Rumelt shows us how to create good strategies (and how difficult this really is). There are no simple tools, techniques or fill-in-the-blanks templates to generate good strategies, he tells us. They are born, instead, from deep insight and judgment, which can be stimulated by looking in the right places.
The book is organised into three sections. In the first, the author gives us a wonderful helicopter view of his thinking on the subject. The second section is where the real work begins, and Rumelt identifies the elements and drivers of good strategy and where to look for the leverage that enables a strategy to succeed — stuff that immediately triggers ideas to apply to your own context. The final section teaches how to “think like a strategist”, with insights on how to create, evaluate and execute good strategies. In the course of all this, Rumelt discusses nitty-gritties like the tools of anticipation, the concentration of effort, the importance of logic and how to build on competitive advantage. All of this is brought alive by Rumelt’s thought-provoking anecdotes and cases, of both “good” and “bad” strategies.
One example is Digital Equipment Corporation (DEC), once a leader of the minicomputer revolution, which by the late 1980s was losing ground to the competition. In the early 1990s DEC had a high-level discussion on strategy. Three schools of thought emerged, all equally strongly represented. The first argued that DEC had always been a computer company and should continue integrating hardware and software into systems. The second argued that DEC’s competitive advantage was its customer relationships, and it should therefore pursue a solutions-based strategy that solved customer problems.

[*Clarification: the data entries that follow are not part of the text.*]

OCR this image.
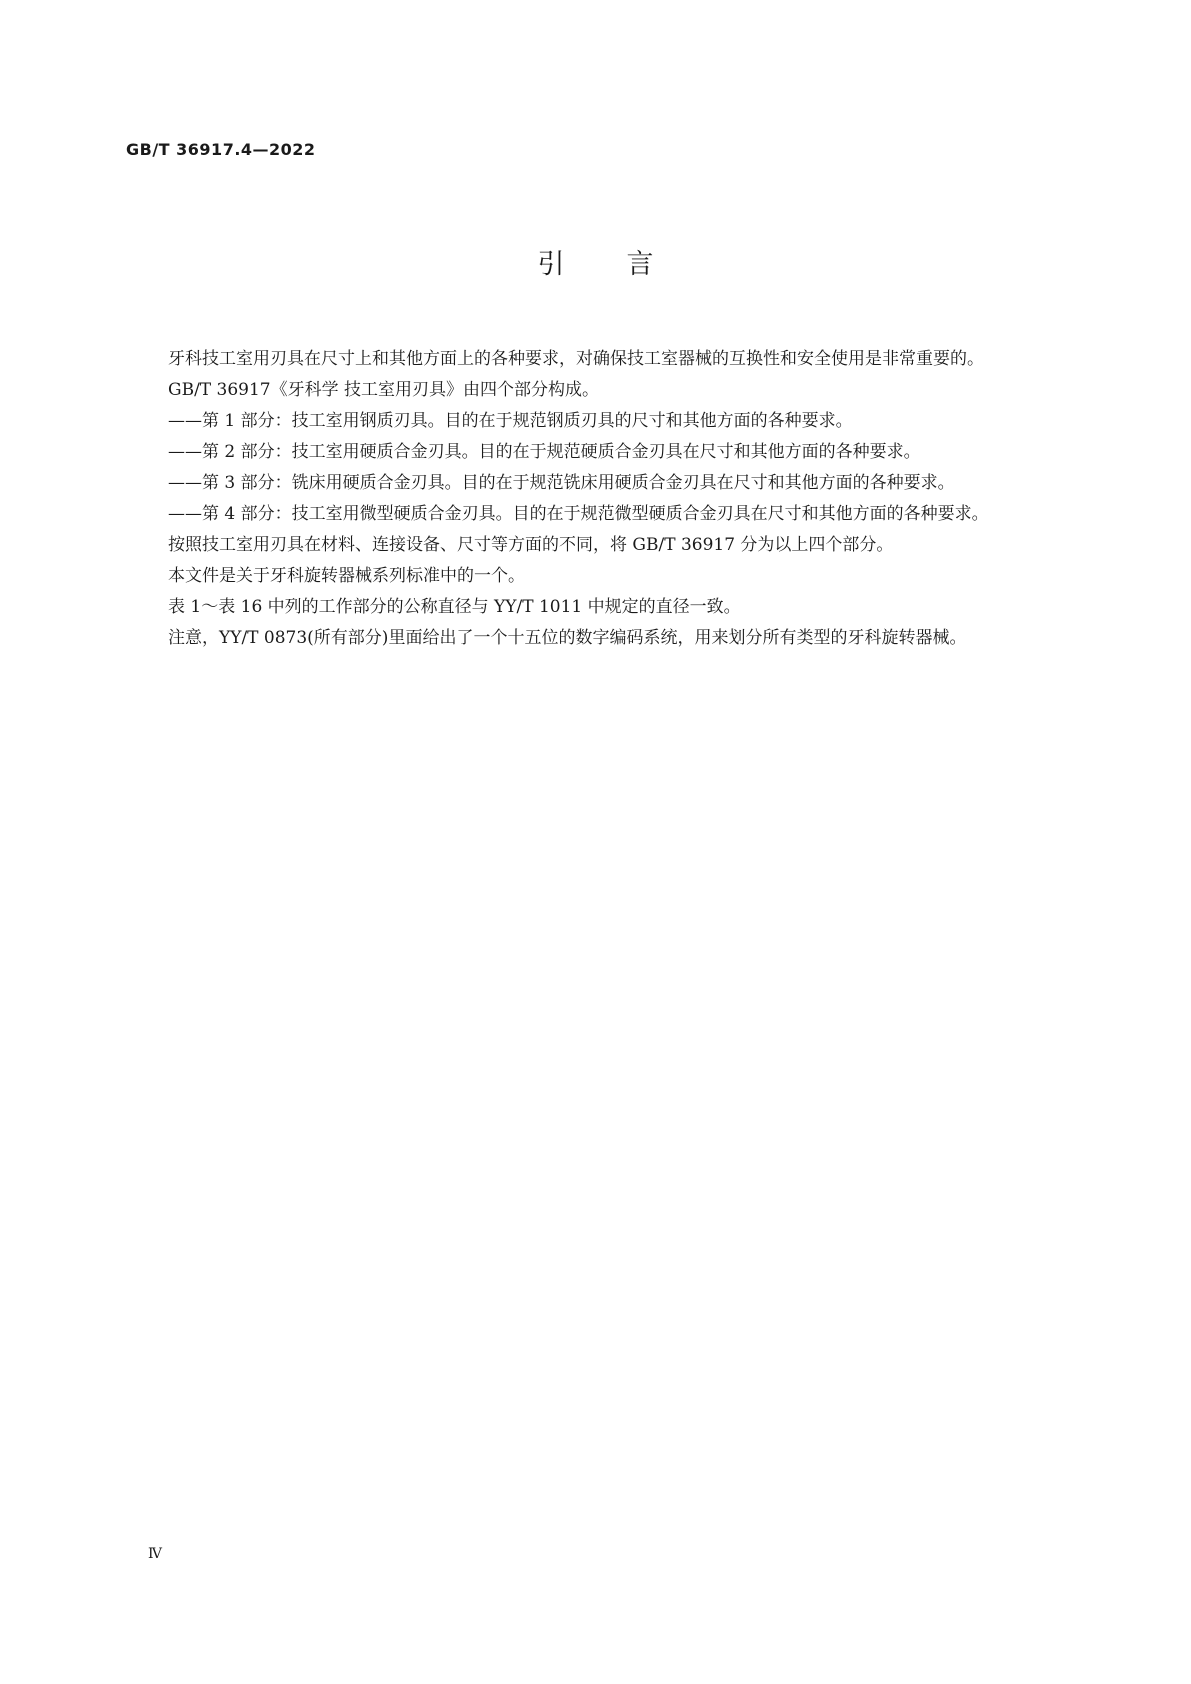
GB/T 36917.4—2022
引言

牙科技工室用刃具在尺寸上和其他方面上的各种要求，对确保技工室器械的互换性和安全使用是非常重要的。

GB/T 36917《牙科学 技工室用刃具》由四个部分构成。

——第 1 部分：技工室用钢质刃具。目的在于规范钢质刃具的尺寸和其他方面的各种要求。

——第 2 部分：技工室用硬质合金刃具。目的在于规范硬质合金刃具在尺寸和其他方面的各种要求。

——第 3 部分：铣床用硬质合金刃具。目的在于规范铣床用硬质合金刃具在尺寸和其他方面的各种要求。

——第 4 部分：技工室用微型硬质合金刃具。目的在于规范微型硬质合金刃具在尺寸和其他方面的各种要求。

按照技工室用刃具在材料、连接设备、尺寸等方面的不同，将 GB/T 36917 分为以上四个部分。

本文件是关于牙科旋转器械系列标准中的一个。

表 1～表 16 中列的工作部分的公称直径与 YY/T 1011 中规定的直径一致。

注意，YY/T 0873(所有部分)里面给出了一个十五位的数字编码系统，用来划分所有类型的牙科旋转器械。

Ⅳ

The third argued that the heart of the computer industry was the chip, and that the company should therefore focus on designing and building better chips.
But the company had to choose: the “solutions” and “chips” strategies, for example, were diametrically opposed. DEC’s CEO Ken Olsen made the mistake of asking the discussion group to reach a consensus, and it finally arrived at a truly Dilbertian masterpiece of fluff: “DEC is committed to providing high-quality products and services and being a leader in data processing.” Shortly after, Olsen was fired. And a few years later DEC itself was acquired by Compaq (which, in turn, was acquired by Hewlett-Packard). Even Nelson could have told DEC that it was making a big strategic mistake.
Rumelt — like Michael E Porter, the Harvard Business School strategy expert — believes that there are only two ways for companies to achieve long-term success: they must either invent their way to it, or they must exploit some change in their business environment, whether in technology, consumer tastes, competitive activity, pricing or laws, and “ride that change with quickness and skill”. The second route is usually more do-able.
Good Strategy/Bad Strategy is obviously of importance to any corporate strategist today. It is also, less obviously, of importance to strategy-makers in fields like policy and politics. The Congress party would do well to read it before the BJP does. And vice versa.